Filsuf besar abad XX, Ludwig Wittgenstein, meyakini sumbangan besar bahasa, bersama matematika dan logika, dalam membangun peradaban. "Membayangkan bahasa berarti membayangkan suatu bentuk kehidupan. Batasan bahasa saya berarti batas dunia saya," kata Wittgenstein.

Merujuk Wittgenstein, bahasa adalah dasar dari logika dan matematika. Kita meyakini perkembangan bahasa, logika, dan matematika menjadi dasar bagi perkembangan ilmu pengetahuan dan teknologi yang dibutuhkan dalam membangun peradaban.

Jika bahasa merupakan alat komunikasi, matematika adalah bahasa yang sangat simbolis dan mengajarkan pola berpikir deduktif. Jika logika memberi sumbangan membangun pola berpikir, bahasa adalah cerminan pola berpikir seseorang. Ambyar tidaknya logika seseorang akan tecermin melalui bahasa yang dihasilkan, baik lisan maupun tulisan (aksara).

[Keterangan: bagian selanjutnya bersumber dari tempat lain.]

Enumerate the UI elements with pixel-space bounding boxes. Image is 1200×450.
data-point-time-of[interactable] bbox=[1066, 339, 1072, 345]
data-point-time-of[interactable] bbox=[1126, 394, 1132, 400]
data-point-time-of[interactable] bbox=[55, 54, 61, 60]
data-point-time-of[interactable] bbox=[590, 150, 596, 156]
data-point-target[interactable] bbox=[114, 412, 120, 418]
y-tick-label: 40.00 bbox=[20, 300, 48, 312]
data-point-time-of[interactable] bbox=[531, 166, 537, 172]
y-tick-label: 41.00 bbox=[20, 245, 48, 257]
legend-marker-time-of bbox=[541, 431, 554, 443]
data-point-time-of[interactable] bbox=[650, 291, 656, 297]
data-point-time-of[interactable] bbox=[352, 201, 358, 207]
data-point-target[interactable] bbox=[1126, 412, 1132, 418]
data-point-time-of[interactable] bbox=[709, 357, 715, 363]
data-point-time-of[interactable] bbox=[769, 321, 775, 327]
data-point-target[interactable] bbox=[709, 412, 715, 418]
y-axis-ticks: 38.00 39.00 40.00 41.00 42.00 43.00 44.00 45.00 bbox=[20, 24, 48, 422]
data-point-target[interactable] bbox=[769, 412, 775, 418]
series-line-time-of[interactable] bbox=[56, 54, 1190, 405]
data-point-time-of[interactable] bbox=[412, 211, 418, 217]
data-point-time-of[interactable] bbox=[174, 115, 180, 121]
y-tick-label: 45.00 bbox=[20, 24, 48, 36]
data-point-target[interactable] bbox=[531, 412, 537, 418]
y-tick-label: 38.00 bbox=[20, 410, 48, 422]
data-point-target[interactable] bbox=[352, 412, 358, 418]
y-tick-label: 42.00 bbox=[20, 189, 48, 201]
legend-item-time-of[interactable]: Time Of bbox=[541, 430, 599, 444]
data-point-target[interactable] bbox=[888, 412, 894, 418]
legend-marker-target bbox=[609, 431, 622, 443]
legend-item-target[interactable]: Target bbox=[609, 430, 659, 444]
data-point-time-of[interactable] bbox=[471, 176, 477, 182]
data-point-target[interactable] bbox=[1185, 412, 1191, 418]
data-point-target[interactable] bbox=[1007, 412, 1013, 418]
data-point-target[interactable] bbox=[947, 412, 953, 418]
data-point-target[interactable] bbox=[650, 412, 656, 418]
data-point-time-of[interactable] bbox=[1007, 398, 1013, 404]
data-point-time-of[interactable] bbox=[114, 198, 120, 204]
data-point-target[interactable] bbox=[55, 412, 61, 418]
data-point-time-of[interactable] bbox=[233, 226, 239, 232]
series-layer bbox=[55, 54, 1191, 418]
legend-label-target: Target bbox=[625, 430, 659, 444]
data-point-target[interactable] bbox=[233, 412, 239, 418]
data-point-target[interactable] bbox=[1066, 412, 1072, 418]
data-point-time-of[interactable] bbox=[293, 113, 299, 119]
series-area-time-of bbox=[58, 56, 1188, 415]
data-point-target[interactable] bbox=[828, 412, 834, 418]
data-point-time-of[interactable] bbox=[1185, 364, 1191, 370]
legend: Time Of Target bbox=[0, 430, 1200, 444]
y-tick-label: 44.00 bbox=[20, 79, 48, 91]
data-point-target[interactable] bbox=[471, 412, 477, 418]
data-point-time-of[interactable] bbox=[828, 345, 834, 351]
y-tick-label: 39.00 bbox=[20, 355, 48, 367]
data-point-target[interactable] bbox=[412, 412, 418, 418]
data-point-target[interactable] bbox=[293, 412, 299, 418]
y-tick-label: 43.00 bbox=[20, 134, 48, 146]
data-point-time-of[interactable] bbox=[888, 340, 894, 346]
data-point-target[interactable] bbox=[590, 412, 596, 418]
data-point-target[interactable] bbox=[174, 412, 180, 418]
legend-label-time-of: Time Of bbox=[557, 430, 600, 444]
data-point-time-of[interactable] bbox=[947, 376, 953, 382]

Salah satu keterampilan yang dibutuhkan dalam kehidupan adalah keterampilan mengutarakan gagasan dan pikiran secara komunikatif dan artikulatif baik secara lisan maupun tulisan. Kelisanan dan keberaksaraan kita menggambarkan tingkat keberhasilan pendidikan dan budaya literasi bangsa kita.

Sayangnya, belum banyak orang menyadari, bahasa yang kita gunakan sehari-hari adalah cermin diri kita sendiri. Banalitas penggunaan bahasa di media sosial, misalnya, bukti bangsa kita belum menjadi bangsa artikulatif yang memegang teguh keadaban publik. "De-artikulasi" terjadi ketika suatu bangsa masih terbatas dalam membangun budaya literasi, dan sekolah belum maksimal membangun aspek-aspek keterampilan bahasa, seperti membaca, menulis, menyimak, dan berbicara.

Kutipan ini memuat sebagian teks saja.